Alberta is lagging behind the other Prairie provinces when it comes to plant protein processing — but the provincial government is working on it, says the agriculture minister.
“Whether it’s canola processing, plant proteins, greenhouses, agri-technology, hemp — there are numerous types of commodities that we’re trying to attract value-added investment domestically and internationally to set up shop here in Alberta,” said Devin Dreeshen.
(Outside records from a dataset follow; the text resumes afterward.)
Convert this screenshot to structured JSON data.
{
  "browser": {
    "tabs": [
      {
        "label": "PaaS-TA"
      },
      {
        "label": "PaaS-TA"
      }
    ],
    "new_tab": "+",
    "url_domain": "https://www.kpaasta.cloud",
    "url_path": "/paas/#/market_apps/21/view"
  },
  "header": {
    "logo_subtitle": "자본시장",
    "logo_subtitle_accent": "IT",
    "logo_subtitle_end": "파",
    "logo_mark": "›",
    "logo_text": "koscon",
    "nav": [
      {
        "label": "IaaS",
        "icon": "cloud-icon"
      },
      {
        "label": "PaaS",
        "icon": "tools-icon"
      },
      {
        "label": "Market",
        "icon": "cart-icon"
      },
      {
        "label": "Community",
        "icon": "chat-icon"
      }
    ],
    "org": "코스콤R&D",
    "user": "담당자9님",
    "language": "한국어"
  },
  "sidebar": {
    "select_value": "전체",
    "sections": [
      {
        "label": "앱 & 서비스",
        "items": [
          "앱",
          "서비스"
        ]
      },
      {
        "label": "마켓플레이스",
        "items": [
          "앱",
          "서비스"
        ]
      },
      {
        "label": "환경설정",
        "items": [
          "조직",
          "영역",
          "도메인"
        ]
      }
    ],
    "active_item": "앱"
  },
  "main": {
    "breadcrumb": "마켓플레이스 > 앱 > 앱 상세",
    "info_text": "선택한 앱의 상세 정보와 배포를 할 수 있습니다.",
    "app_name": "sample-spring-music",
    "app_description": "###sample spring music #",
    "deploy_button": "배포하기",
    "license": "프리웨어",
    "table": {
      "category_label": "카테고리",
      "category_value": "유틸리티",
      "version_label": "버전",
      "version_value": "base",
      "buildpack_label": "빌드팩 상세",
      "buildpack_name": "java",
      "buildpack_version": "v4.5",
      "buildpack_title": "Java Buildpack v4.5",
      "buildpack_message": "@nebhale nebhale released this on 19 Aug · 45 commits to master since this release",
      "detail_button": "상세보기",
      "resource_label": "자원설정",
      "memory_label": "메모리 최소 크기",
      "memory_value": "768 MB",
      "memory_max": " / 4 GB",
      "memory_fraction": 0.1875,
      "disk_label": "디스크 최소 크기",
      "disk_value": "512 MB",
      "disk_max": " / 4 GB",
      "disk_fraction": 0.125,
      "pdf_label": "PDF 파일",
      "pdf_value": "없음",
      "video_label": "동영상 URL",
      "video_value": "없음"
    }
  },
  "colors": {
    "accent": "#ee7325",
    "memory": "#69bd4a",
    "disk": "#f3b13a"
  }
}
“In our first budget, we created a $1.4-billion value-added investment target for the province, and to date, we’ve achieved $527 million in value-added investments in the province of Alberta that our investment team at Agriculture and Forestry has helped facilitate.
“We set a target, we’ve measured it, and we’re actively trying to increase value-added processing in the province.”
Dreeshen said the government has given a quarter-of-a-million-dollar grant to the Plant Protein Alliance of Alberta to do “exploratory work,” given funding to the Food Processing Development Centre for fractionation equipment that companies can rent for developing products, and offers Canadian Agricultural Partnership grants for product development and for export initiatives.
“That goes to food processors who are thinking of purchasing a new piece of equipment or who want to expand or build a new facility,” he said.
Agriculture Financial Services Corporation also recently had its lending capacity increased by $800 million, he added.
“This increase puts them well over $3 billion of lending capacity, and we’ve really pressed AFSC to be active in trying to lend out that capital to value-added food processors across the province,” he said.
“Hopefully in the coming years, we’ll be able to see that capital put to good use.”
But raising the lending capacity isn’t enough, said NDP Ag Critic Heather Sweet.
“Asking them to take on more debt at a time where the province should be leading us in diversification just speaks to the fact that they’re not prioritizing supporting the ag industry,” said Sweet.
“The minister has relied heavily on the industry to be direct innovators, which means they need to put their money forward first. But the province needs to be the leader in this… We’ve seen it in other provinces, so it doesn’t make any sense for us not to be doing the same thing.”
The government should be offering financial incentives to attract more processing, she said.
“What we’re seeing in this provincial budget is that they’ve actually cut the line items in relation to agri-food processing,” said Sweet, calling that “extremely short sighted.”
But Dreeshen countered that the $815-million expansion of irrigation will attract new processing facilities.
“It will add about 200,000 new acres of irrigated land in the province, and that’s something that food processors really want to see — that certainty of irrigated land,” he said. “That’s a pretty exciting project to be a magnet for certain types of food processing here in the province.”
But the provincial government should be more directly involved in luring plant-protein processing to Alberta, said Sweet.
“To not have a plant and to not invest in plant proteins, I think, is short sighted. It’s really letting the agriculture industry down,” she said.
“For the province not to take this opportunity to lead in that diversification to make sure we’re making products here is a disservice.”
But Dreeshen predicted additional value-added processing will come and “at an even faster rate than we have had the last couple of years.”